Formal language theory doesn't have to be boring

My fourth semester includes Theory of Computation and Formal Language & Automata. Most people treat these as pure exam topics.

Memorise the pumping lemma, draw the DFA, pass the test, forget it. That seems like a waste. These ideas show up in real code constantly.

DFAs are everywhere

A deterministic finite automaton is just a state machine that consumes input and ends in either an accepting or rejecting state. That's also:

  • A regex engine
  • A URL router
  • A game character's behaviour controller
  • A form validation pipeline
  • A TCP connection state tracker

When I'm designing a multi-step flow in an app — say, an onboarding sequence where certain steps unlock others — I think in DFA terms. States, transitions, terminal states. It makes the design clearer and the bugs more obvious.

NFAs and the subset construction

The non-deterministic finite automaton is where it gets interesting. An NFA can be in multiple states simultaneously — you can think of it as exploring all possible paths at once.

The subset construction algorithm converts any NFA to a DFA. In practice this means: any non-deterministic system can be made deterministic, at the cost of exponential state explosion in the worst case.

I think about this when I'm dealing with concurrent async operations.

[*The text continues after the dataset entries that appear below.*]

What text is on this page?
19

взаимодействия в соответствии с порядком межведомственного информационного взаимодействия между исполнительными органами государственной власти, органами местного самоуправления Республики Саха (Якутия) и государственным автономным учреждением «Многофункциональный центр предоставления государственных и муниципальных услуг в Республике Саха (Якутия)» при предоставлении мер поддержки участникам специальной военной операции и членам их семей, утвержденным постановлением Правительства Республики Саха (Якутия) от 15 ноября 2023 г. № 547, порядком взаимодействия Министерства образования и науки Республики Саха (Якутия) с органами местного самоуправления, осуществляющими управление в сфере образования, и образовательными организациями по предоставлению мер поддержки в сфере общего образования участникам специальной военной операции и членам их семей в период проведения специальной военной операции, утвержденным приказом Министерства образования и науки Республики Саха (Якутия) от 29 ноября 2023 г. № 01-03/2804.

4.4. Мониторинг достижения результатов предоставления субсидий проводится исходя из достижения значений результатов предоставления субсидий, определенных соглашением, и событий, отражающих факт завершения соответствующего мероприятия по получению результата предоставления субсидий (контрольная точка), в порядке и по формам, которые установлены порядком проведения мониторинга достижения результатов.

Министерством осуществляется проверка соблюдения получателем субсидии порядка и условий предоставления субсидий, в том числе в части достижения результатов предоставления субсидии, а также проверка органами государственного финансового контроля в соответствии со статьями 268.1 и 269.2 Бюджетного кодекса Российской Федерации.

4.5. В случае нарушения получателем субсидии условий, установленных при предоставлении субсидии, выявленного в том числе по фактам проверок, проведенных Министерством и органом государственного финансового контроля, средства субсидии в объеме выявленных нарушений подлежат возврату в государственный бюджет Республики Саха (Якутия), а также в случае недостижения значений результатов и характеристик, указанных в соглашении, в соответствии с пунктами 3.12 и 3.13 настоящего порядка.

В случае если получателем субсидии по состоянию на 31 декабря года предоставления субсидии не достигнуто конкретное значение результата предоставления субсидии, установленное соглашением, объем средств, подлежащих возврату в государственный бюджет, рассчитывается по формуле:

Multiple things happening at once (NFA) can always be modelled as a single thing tracking all the combinations of what might have happened (DFA). Sometimes that's the right design. Sometimes the state explosion makes it impractical.

The pumping lemma

The pumping lemma is a proof technique for showing that a language is not regular — i.e., it can't be recognised by any finite automaton.

The classic example: balanced parentheses. ((())) is valid. ((( is not. No DFA can recognise this language because DFAs have finite memory and balanced parens require counting nesting depth, which is unbounded.

This shows up in real life: regex cannot parse HTML. Not "shouldn't" — fundamentally cannot, because HTML has nested structure that's not regular. The right tool is a pushdown automaton (what parser generators use) or a full parser with a stack.

Every time someone writes a regex to parse HTML and it breaks on an edge case, they've rediscovered the pumping lemma.

What Peter Linz's textbook gets right

It builds intuition before formalism. The proofs are rigorous but the motivation is always clear. I use the Reverse Feynman Technique with it — try to explain the concept without looking at the book, then check where my explanation breaks down. The gaps in my explanation are the gaps in my understanding.